Over the last decade, the rapid pace of innovation with drone technology has led to dozens of new and innovative commercial and scientific applications, from Amazon drone deliveries to the patrolling of national parks with drones. But what is less understood is how the spread of unmanned technology will change the patterns of war and peace in the future. Will the use of drones produce a more stable world or will it lead to more conflict? Will drones gradually replace
humans on the battlefield or will they empower soldiers to act more precisely, and humanely, in crisis situations? How will drones change surveillance around the world and at home?

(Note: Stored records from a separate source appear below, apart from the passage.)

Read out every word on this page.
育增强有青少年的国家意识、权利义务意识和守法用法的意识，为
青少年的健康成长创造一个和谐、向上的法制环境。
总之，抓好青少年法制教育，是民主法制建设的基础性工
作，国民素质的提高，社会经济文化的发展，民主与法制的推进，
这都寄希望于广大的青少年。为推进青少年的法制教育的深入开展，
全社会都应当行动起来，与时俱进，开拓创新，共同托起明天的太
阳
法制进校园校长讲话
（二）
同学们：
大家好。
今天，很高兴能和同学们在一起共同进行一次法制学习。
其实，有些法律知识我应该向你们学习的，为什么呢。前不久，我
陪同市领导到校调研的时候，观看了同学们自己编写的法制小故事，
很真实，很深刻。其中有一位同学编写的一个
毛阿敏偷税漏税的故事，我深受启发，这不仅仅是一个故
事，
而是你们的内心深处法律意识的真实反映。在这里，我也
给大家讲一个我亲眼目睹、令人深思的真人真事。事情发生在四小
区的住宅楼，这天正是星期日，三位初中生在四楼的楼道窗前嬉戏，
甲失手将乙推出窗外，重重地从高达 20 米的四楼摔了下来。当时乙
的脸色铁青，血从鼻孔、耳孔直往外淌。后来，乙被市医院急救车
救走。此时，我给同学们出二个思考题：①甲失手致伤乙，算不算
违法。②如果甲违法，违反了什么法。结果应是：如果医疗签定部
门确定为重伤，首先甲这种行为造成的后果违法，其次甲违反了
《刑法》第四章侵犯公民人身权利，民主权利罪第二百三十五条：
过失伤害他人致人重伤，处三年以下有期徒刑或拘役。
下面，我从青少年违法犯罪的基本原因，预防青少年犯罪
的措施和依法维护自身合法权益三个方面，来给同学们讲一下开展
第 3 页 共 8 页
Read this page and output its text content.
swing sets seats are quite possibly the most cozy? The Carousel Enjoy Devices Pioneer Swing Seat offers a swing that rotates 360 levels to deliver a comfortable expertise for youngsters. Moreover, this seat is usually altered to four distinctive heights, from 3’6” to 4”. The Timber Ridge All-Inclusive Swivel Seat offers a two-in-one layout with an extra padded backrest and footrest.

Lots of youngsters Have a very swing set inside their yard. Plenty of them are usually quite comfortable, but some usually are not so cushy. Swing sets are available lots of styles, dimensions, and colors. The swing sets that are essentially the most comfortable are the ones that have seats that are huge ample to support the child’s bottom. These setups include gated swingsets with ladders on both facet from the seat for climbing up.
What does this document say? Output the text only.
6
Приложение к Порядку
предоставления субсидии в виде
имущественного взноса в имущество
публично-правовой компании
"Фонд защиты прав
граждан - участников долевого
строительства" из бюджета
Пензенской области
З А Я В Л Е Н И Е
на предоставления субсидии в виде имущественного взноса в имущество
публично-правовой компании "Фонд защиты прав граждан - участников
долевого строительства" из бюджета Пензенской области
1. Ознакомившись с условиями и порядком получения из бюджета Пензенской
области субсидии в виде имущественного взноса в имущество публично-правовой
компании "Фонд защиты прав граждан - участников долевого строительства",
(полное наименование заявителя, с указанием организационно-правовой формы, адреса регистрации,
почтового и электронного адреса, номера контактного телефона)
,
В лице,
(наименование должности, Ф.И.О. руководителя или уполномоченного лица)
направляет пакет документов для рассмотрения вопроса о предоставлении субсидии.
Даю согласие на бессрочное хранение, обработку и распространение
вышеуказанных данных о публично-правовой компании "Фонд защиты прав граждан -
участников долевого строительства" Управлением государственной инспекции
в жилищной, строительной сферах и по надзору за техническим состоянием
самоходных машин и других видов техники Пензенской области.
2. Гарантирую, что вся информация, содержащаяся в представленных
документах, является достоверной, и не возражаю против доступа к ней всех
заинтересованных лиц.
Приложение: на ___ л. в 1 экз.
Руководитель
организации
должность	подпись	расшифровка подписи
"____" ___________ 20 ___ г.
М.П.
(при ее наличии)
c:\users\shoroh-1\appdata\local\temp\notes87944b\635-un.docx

In The Drone Age, Michael J. Boyle examines how unmanned technology alters the decision-making and risk calculus of its users both on and off the battlefield. It shows that the introduction of drones changes the dynamics of wars, humanitarian crises and peacekeeping missions, empowering some actors while making others more vulnerable to surveillance and even attack. The spread of drones is also reordering geopolitical fault lines and providing new ways for states to test the nerves
and strategic commitments of their rivals. Drones are also allowing terrorist groups like the Islamic State to take to the skies and to level the playing field against their enemies. Across the world, the low financial cost of drones and the reduced risks faced by pilots is making drone technology an essential
tool for militaries, peacekeeping forces and even private companies. From large surveillance drones to insect-like micro-drones, unmanned technology is revolutionizing the way that states and non-state actors compete with each other and is providing game-changing benefits to those who can most rapidly adapt unmanned technology to their own purposes.
An essential guide to a potentially disruptive force in modern world politics, The Drone Age shows how the mastery of drone technology will become central to the ways that governments and non-state actors seek power and influence in the coming decades.